L’irruption des écolos comme quatrième force politique majeure n’est pas le seul fait marquant de ces élections. Force est de constater que le CSV, le LSAP et le DP, qui se sont partagé le pouvoir depuis 70 ans, reculent. Outre les verts, les petits partis en profitent, à commencer par les pirates, la vraie surprise de ce scrutin.
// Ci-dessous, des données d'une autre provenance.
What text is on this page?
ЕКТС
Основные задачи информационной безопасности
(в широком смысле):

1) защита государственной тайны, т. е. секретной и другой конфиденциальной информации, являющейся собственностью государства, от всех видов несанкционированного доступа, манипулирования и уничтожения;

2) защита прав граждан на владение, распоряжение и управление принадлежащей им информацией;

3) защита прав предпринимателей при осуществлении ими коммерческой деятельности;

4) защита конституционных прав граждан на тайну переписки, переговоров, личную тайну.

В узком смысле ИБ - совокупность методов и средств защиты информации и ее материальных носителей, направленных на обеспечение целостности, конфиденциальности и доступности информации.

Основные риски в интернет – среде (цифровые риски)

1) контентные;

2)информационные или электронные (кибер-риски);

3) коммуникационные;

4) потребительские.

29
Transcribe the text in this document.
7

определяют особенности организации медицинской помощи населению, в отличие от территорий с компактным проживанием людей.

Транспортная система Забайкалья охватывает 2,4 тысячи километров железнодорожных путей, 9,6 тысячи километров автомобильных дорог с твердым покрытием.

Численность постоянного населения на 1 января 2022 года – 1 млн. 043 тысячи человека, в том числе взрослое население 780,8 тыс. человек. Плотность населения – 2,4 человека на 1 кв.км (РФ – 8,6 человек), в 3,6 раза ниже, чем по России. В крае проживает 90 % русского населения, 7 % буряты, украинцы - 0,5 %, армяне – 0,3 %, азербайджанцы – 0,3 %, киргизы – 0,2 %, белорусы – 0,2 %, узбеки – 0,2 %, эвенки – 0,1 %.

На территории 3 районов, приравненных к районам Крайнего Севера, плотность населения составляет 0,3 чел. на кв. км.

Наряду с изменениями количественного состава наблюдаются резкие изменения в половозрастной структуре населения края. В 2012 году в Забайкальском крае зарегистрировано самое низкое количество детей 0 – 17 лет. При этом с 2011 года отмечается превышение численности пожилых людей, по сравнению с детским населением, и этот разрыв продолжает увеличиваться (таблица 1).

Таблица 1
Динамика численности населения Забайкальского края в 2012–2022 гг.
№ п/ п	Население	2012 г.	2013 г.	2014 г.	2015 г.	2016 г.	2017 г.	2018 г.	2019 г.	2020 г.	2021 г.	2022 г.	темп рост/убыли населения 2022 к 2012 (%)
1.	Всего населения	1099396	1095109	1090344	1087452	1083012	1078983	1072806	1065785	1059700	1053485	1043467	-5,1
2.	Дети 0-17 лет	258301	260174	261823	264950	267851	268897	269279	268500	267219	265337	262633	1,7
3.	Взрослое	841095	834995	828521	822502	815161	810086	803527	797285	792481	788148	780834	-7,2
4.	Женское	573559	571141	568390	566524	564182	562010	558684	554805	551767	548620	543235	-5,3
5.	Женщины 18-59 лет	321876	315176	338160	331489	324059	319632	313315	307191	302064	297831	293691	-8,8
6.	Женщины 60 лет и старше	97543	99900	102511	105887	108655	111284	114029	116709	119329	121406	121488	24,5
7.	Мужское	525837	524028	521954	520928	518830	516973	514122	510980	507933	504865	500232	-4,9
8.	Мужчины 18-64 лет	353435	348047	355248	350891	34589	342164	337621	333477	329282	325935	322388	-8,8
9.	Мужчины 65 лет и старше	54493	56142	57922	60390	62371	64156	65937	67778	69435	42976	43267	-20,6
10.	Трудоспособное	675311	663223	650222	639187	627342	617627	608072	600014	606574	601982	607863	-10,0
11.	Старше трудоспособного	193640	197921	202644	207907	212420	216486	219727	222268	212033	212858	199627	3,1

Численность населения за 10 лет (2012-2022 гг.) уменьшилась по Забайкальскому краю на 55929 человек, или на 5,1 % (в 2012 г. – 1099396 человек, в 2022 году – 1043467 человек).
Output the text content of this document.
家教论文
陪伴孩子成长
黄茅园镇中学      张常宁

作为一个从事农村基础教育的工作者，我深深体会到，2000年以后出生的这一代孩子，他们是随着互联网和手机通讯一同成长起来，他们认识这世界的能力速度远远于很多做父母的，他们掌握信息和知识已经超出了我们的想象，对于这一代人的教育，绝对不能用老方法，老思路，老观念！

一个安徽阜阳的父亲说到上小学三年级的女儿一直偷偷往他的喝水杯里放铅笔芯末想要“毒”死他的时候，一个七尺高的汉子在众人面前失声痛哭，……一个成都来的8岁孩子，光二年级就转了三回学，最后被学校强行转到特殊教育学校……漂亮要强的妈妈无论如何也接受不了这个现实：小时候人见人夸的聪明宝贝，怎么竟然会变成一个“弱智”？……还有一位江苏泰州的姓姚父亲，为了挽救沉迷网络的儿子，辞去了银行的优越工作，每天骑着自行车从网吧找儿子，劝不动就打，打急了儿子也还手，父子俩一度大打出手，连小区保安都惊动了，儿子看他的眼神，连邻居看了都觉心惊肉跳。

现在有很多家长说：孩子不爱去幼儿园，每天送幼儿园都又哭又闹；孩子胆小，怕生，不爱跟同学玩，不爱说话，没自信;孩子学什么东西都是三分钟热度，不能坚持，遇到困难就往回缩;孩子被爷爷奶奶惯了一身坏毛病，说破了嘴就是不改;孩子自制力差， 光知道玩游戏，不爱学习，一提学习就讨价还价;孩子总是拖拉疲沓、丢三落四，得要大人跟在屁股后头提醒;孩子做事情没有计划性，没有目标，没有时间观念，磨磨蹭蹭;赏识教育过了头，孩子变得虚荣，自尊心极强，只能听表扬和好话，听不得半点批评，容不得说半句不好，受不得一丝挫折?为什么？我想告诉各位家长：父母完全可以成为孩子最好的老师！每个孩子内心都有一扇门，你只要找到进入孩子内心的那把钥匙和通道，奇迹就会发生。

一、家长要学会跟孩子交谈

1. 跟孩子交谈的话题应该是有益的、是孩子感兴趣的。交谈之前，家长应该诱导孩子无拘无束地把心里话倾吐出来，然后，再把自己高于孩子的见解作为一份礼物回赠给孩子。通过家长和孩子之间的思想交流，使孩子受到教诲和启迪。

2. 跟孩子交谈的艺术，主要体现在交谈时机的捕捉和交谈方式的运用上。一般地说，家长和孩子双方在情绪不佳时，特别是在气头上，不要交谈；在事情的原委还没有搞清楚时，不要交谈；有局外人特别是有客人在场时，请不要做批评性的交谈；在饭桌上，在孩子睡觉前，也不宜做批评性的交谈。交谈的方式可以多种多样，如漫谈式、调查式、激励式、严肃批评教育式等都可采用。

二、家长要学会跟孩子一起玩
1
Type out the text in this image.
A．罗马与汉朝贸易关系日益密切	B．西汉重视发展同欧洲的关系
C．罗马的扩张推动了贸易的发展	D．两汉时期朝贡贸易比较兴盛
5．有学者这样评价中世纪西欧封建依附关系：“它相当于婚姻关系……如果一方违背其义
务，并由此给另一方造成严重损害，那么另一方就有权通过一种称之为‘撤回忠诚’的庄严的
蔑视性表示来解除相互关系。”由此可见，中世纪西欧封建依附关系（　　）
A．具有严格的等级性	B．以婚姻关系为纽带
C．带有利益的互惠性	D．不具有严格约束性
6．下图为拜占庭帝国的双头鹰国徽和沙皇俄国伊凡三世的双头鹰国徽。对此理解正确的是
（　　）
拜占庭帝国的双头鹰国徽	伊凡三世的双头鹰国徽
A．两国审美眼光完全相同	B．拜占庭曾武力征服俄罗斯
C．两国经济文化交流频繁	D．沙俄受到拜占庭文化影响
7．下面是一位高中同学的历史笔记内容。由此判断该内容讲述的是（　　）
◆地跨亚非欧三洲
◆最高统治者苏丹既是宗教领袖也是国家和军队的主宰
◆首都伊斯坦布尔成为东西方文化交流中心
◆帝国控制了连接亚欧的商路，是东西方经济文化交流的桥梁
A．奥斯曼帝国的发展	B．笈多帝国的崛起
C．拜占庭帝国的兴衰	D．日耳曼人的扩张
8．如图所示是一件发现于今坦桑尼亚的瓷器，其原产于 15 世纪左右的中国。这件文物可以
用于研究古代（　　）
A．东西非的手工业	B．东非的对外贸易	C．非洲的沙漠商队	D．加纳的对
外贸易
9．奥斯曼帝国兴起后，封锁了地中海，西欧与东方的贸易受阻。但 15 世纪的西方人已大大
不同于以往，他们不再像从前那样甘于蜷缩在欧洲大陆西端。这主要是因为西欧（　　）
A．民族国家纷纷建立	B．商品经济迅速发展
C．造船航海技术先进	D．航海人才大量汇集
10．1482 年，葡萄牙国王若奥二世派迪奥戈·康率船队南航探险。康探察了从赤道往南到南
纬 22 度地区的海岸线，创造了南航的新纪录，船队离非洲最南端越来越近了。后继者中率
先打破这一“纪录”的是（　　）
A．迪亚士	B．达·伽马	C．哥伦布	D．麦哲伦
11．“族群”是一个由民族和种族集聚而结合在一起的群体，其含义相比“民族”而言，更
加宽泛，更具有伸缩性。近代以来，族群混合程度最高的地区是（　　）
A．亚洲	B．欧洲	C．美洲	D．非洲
Dans un Luxembourg où tout va plutôt bien pour la majorité de la population, ce fractionnement des suffrages reflète peut-être davantage une lassitude qu’une défiance ou un vote protestataire vis-à-vis de grands partis dont les programmes sont interchangeables sur des sujets aussi fondamentaux que l’économie, le social et les finances publiques. CSV, LSAP et DP se montrent bons gestionnaires quand ils sont au pouvoir. Mais, dans un monde déboussolé, les électeurs attendent un projet de société collectif, des rêves communs, des perspectives auxquelles les bonnes données économiques ne sauraient suffire.